Cette fois pourtant, le dossier semblait être mieux parti. En effet, en juin 2016, la Flandre avait délivré un nouveau permis d’environnement et quelques mois plus tard, Uplace avait également obtenu son permis d’urbanisme. Ce nouveau permis d’urbanisme était la conséquence logique de l’approbation définitive du Plan régional d’exécution spatiale de la zone stratégique flamande autour de Bruxelles survenue en janvier 2016. Uplace semblait donc soulagé. Le promoteur aura quand même dû subir onze enquêtes publiques pour qu’il obtienne les autorisations nécessaires.

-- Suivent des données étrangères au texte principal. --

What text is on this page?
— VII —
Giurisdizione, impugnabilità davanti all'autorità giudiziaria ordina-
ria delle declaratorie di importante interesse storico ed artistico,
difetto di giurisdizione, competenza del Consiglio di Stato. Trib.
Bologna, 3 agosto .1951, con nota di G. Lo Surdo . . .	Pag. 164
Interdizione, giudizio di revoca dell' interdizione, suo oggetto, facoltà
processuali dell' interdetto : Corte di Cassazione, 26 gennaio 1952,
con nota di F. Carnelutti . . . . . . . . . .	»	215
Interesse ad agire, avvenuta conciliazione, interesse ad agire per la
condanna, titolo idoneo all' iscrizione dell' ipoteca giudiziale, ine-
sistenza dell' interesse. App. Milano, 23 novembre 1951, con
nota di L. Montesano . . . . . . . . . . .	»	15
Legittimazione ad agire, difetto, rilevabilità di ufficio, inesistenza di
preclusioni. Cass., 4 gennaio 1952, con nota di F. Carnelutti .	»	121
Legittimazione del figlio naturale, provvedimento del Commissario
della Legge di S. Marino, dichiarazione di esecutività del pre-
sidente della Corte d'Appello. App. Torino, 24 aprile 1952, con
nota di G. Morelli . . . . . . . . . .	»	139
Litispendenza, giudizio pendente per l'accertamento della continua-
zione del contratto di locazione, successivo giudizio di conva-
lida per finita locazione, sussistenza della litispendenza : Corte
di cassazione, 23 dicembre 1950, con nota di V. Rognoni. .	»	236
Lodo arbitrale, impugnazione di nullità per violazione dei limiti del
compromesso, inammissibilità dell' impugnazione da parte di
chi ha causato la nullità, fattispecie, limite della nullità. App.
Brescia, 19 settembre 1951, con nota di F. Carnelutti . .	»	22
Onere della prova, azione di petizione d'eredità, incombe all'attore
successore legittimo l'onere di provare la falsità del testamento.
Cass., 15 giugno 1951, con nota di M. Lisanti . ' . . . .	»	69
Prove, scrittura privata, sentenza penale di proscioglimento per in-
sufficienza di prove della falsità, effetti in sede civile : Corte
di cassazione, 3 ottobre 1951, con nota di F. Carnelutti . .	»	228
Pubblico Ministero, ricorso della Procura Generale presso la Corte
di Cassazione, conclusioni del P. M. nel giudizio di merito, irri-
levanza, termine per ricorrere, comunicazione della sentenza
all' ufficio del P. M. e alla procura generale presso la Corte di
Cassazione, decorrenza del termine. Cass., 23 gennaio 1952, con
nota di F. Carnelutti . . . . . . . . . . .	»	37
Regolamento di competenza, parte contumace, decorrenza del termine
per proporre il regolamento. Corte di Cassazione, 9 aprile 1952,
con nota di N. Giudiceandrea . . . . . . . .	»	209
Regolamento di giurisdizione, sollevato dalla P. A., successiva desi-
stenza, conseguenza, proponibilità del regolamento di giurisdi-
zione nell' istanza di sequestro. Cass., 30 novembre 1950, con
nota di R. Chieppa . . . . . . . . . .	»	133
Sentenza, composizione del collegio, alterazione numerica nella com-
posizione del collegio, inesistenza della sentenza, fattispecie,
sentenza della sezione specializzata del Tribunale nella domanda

Mais comme à chaque fois, des recours ont été introduits par plusieurs associations ainsi que par certaines communes du Brabant flamand. En mai 2014 déjà, le dernier permis d’environnement de Uplace avait été cassé par le conseil d’Etat au motif que le gouvernement flamand n’avait pas pu analyser la demande de manière impartiale. Seulement, le nouveau dossier pour obtenir un nouveau permis d’environnement n’était pas très différent de l’ancien.

On repart donc pour un tour de manège. Cette fois, dans son arrêté du 30 mars, le conseil d’Etat suspend le permis d’environnement. Sur son site, on peut lire « qu’il n’est pas déraisonnable de supposer que depuis l’élaboration de l’étude d’incidences sur l’environnement en 2010 – effectuée sur la base des comptages et modèles de circulation disponibles et utilisés alors – des changements sont intervenus et ont pu influencer négativement l’évaluation concernant les effets sur la mobilité et l’impact sur la qualité de l’air. »

Selon le conseil, la réalisation concrète du projet dès 2017 risque d’engendrer « des effets nocifs irréversibles ». Il décide donc de suspendre le permis en attendant de statuer sur le fond. Pour les opposants au projet, le centre commercial engendrerait une circulation trop importante et les solutions proposées par Uplace comme la mise en place d’une navette privée entre la gare de Vilvorde et le complexe ne sont pas suffisantes.

Uplace estime que cet « arrêt déroutant va à l’encontre de l’avis de l’auditeur du Conseil d’Etat. Il est incompréhensible que la septième chambre suive sa jurisprudence bien établie dans le cas identique de Docks, et s’en écarte pour Uplace », a réagi Bart Verhaeghe, parlant d’un « arrêt à la motivation exceptionnellement faible » qui nie « l’avis unanimement positif de l’administration flamande de l’environnement ».

Politiquement, on sait aujourd’hui que seule la N-VA dont Bart Verhaeghe est très proche, soutient le dossier (lire ci-dessus). Uplace serait effectivement une concurrence importante pour le projet bruxellois Neo situé à quelques kilomètres de là. Selon les études, un seul des deux projets doit voir le jour. A présent, Neo a une longueur d’avance.